Other Legislation With Jobs Provisions
Multiple pieces of legislation are moving in the House and Senate with the intent of spurring job creation. They include heavy doses of business tax breaks, many of which are not judged to be especially effective at creating jobs. The latest to pass one chamber is The Small Business and Infrastructure Jobs Tax Act of 2010 (H.R. 4849), which passed the House on March 24 by a vote of 246-178. Of particular importance to low-income advocates, this legislation includes $2.5 billion to continue the Temporary Assistance for Needy Families (TANF) Emergency Fund for one more year. States can use the TANF Emergency Fund to provide one-time or recurrent benefits if they are spending more on their caseload, to help states willing to let more families receive benefits or to increase benefits in light of the severe recession. The Emergency Fund can also be used to create subsidized jobs, and about half the states are using the funds for this purpose, with about 100,000 jobs expected to be created by September 30. The President had proposed extending the Emergency Fund in his FY 2011 budget (see HNR, March 1, 2010, The President’s Budget: Important Strides Forward After Years of Cuts: http://www.chn.org/humanneeds/100301a.html). H.R. 4849 would allow the funds to be used to employ workers in needy families whether or not they are receiving TANF cash assistance, and also for low-income workers who are exhausting all UI benefits, whether or not they have children.
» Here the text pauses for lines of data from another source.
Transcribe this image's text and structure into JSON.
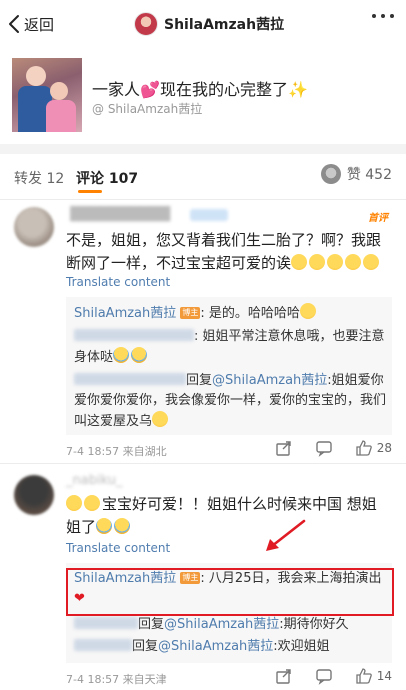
{
  "nav": {
    "back_label": "返回",
    "title": "ShilaAmzah茜拉"
  },
  "post": {
    "text_prefix": "一家人",
    "text_middle": "现在我的心完整了",
    "author": "@ ShilaAmzah茜拉"
  },
  "tabs": {
    "forward_label": "转发",
    "forward_count": "12",
    "comments_label": "评论",
    "comments_count": "107",
    "likes_label": "赞 452"
  },
  "comments": [
    {
      "first_badge": "首评",
      "text": "不是，姐姐，您又背着我们生二胎了？啊？我跟断网了一样，不过宝宝超可爱的诶",
      "translate": "Translate content",
      "replies": {
        "r1_name": "ShilaAmzah茜拉",
        "r1_badge": "博主",
        "r1_text": ": 是的。哈哈哈哈",
        "r2_text": ": 姐姐平常注意休息哦，也要注意身体哒",
        "r3_text": "回复",
        "r3_mention": "@ShilaAmzah茜拉",
        "r3_rest": ":姐姐爱你爱你爱你爱你，我会像爱你一样，爱你的宝宝的，我们叫这爱屋及乌"
      },
      "meta": "7-4 18:57 来自湖北",
      "likes": "28"
    },
    {
      "name_blur": "_nabiku_",
      "text": "宝宝好可爱！！姐姐什么时候来中国 想姐姐了",
      "translate": "Translate content",
      "replies": {
        "r1_name": "ShilaAmzah茜拉",
        "r1_badge": "博主",
        "r1_text": ": 八月25日，我会来上海拍演出",
        "r2_text": "回复",
        "r2_mention": "@ShilaAmzah茜拉",
        "r2_rest": ":期待你好久",
        "r3_text": "回复",
        "r3_mention": "@ShilaAmzah茜拉",
        "r3_rest": ":欢迎姐姐"
      },
      "meta": "7-4 18:57 来自天津",
      "likes": "14"
    }
  ],
  "colors": {
    "accent": "#ff8200",
    "link": "#507daf",
    "highlight": "#e01b24"
  }
}
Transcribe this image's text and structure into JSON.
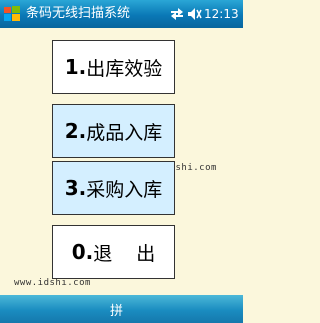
{
  "titlebar": {
    "title": "条码无线扫描系统",
    "time": "12:13",
    "icons": [
      "windows-start-icon",
      "connectivity-icon",
      "volume-icon"
    ]
  },
  "menu": {
    "items": [
      {
        "number": "1.",
        "label": "出库效验"
      },
      {
        "number": "2.",
        "label": "成品入库"
      },
      {
        "number": "3.",
        "label": "采购入库"
      },
      {
        "number": "0.",
        "label_a": "退",
        "label_b": "出"
      }
    ]
  },
  "watermarks": [
    "www.idshi.com",
    "www.idshi.com"
  ],
  "bottombar": {
    "softkey": "拼"
  },
  "colors": {
    "background": "#fbf7dc",
    "titlebar": "#0a78b6",
    "button_highlight": "#d4efff"
  }
}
Out of a $16.8 billion in total funding through the Small Business and Infrastructure Jobs Tax Act, $13.2 billion is for bonds used by state and local governments to build or rebuild infrastructure. The bill will be taken up by the Senate after it returns from the April recess.
On the same day, the House passed the Disaster Relief and Summer Jobs Act of 2010 (H.R. 4899) with a vote of 239-175. The bill includes $600 million for summer jobs for youth, enough for temporary jobs for about 300,000 young people. Requests by advocates and by the Congressional Black Caucus had been for $1.2 billion or more. Last summer, economic recovery funds were used to hire more than 300,000 youth (with two-year funding of $1.2 billion). With one in four youth unemployed in February, and 42 percent of African American youth out of work, the need for summer and year-round job funding is critical. The rest of the $5.1 billion bill would be provided to the Federal Emergency Management Agency (FEMA) for continuing aid for communities hit by Hurricane Katrina and other disasters. This too needs quick action in the Senate, since localities need at least some time to plan before the summer arrives.
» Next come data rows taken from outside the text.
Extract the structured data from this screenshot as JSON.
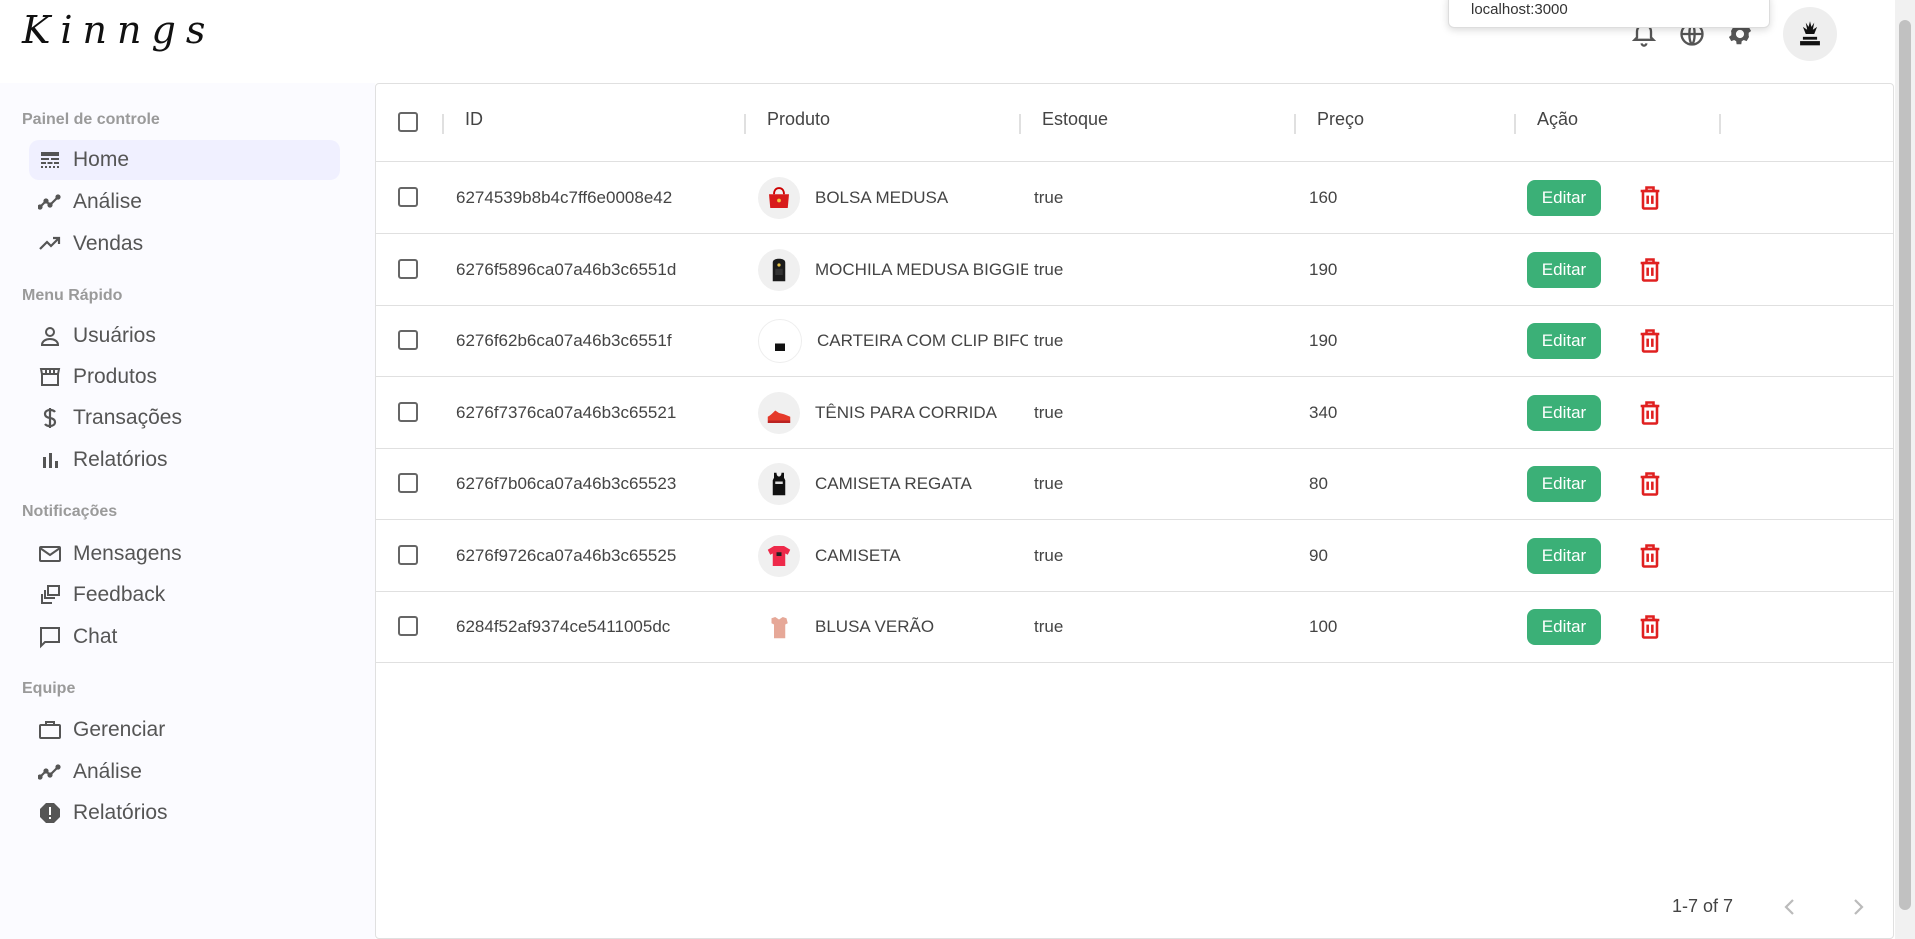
{
  "app": {
    "logo": "Kinngs"
  },
  "popup": {
    "text": "localhost:3000"
  },
  "topbar": {
    "icons": [
      "bell-icon",
      "globe-icon",
      "gear-icon",
      "avatar"
    ]
  },
  "sidebar": {
    "sections": [
      {
        "title": "Painel de controle",
        "items": [
          {
            "label": "Home",
            "icon": "line-style-icon",
            "active": true
          },
          {
            "label": "Análise",
            "icon": "timeline-icon"
          },
          {
            "label": "Vendas",
            "icon": "trending-up-icon"
          }
        ]
      },
      {
        "title": "Menu Rápido",
        "items": [
          {
            "label": "Usuários",
            "icon": "person-outline-icon"
          },
          {
            "label": "Produtos",
            "icon": "storefront-icon"
          },
          {
            "label": "Transações",
            "icon": "dollar-icon"
          },
          {
            "label": "Relatórios",
            "icon": "bar-chart-icon"
          }
        ]
      },
      {
        "title": "Notificações",
        "items": [
          {
            "label": "Mensagens",
            "icon": "mail-outline-icon"
          },
          {
            "label": "Feedback",
            "icon": "dynamic-feed-icon"
          },
          {
            "label": "Chat",
            "icon": "chat-bubble-outline-icon"
          }
        ]
      },
      {
        "title": "Equipe",
        "items": [
          {
            "label": "Gerenciar",
            "icon": "work-outline-icon"
          },
          {
            "label": "Análise",
            "icon": "timeline-icon"
          },
          {
            "label": "Relatórios",
            "icon": "report-icon"
          }
        ]
      }
    ]
  },
  "table": {
    "columns": [
      "ID",
      "Produto",
      "Estoque",
      "Preço",
      "Ação"
    ],
    "rows": [
      {
        "id": "6274539b8b4c7ff6e0008e42",
        "produto": "BOLSA MEDUSA",
        "estoque": "true",
        "preco": "160",
        "thumb": "red-bag"
      },
      {
        "id": "6276f5896ca07a46b3c6551d",
        "produto": "MOCHILA MEDUSA BIGGIE",
        "estoque": "true",
        "preco": "190",
        "thumb": "black-backpack"
      },
      {
        "id": "6276f62b6ca07a46b3c6551f",
        "produto": "CARTEIRA COM CLIP BIFOLD",
        "estoque": "true",
        "preco": "190",
        "thumb": "black-wallet"
      },
      {
        "id": "6276f7376ca07a46b3c65521",
        "produto": "TÊNIS PARA CORRIDA",
        "estoque": "true",
        "preco": "340",
        "thumb": "red-shoe"
      },
      {
        "id": "6276f7b06ca07a46b3c65523",
        "produto": "CAMISETA REGATA",
        "estoque": "true",
        "preco": "80",
        "thumb": "black-tank"
      },
      {
        "id": "6276f9726ca07a46b3c65525",
        "produto": "CAMISETA",
        "estoque": "true",
        "preco": "90",
        "thumb": "red-tshirt"
      },
      {
        "id": "6284f52af9374ce5411005dc",
        "produto": "BLUSA VERÃO",
        "estoque": "true",
        "preco": "100",
        "thumb": "pink-blouse"
      }
    ],
    "edit_label": "Editar"
  },
  "pagination": {
    "text": "1-7 of 7"
  },
  "colors": {
    "edit_button": "#3bb077",
    "delete_icon": "#e02020",
    "active_nav": "#f0f0ff"
  }
}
As reported above, the Senate had passed the American Workers, State, and Business Relief Act of 2010 (H.R. 4213) on March 10. Besides extending UI, COBRA health benefit subsidies, and increased aid to states for Medicaid costs, the legislation also included extensions of many tax breaks and the continued postponement of a scheduled cut in Medicare payments to physicians. The House and Senate will have to resolve their differences on how to pay for the $140 billion bill after the recess.
Advocates are planning to devote much attention to the Local Jobs for America Act (H.R. 4812), introduced by Rep. George Miller (D-CA) on March 10. This far-reaching legislation would create or save 1 million jobs over two years at a cost of $100 billion. The legislation would provide 100 percent federal funding for two years for local government jobs and for jobs in the non-profit sector. Many of these jobs would be targeted to low-income people and communities. During the recess and beyond, an effort will be underway to attract more House co-sponsors (there are already 105).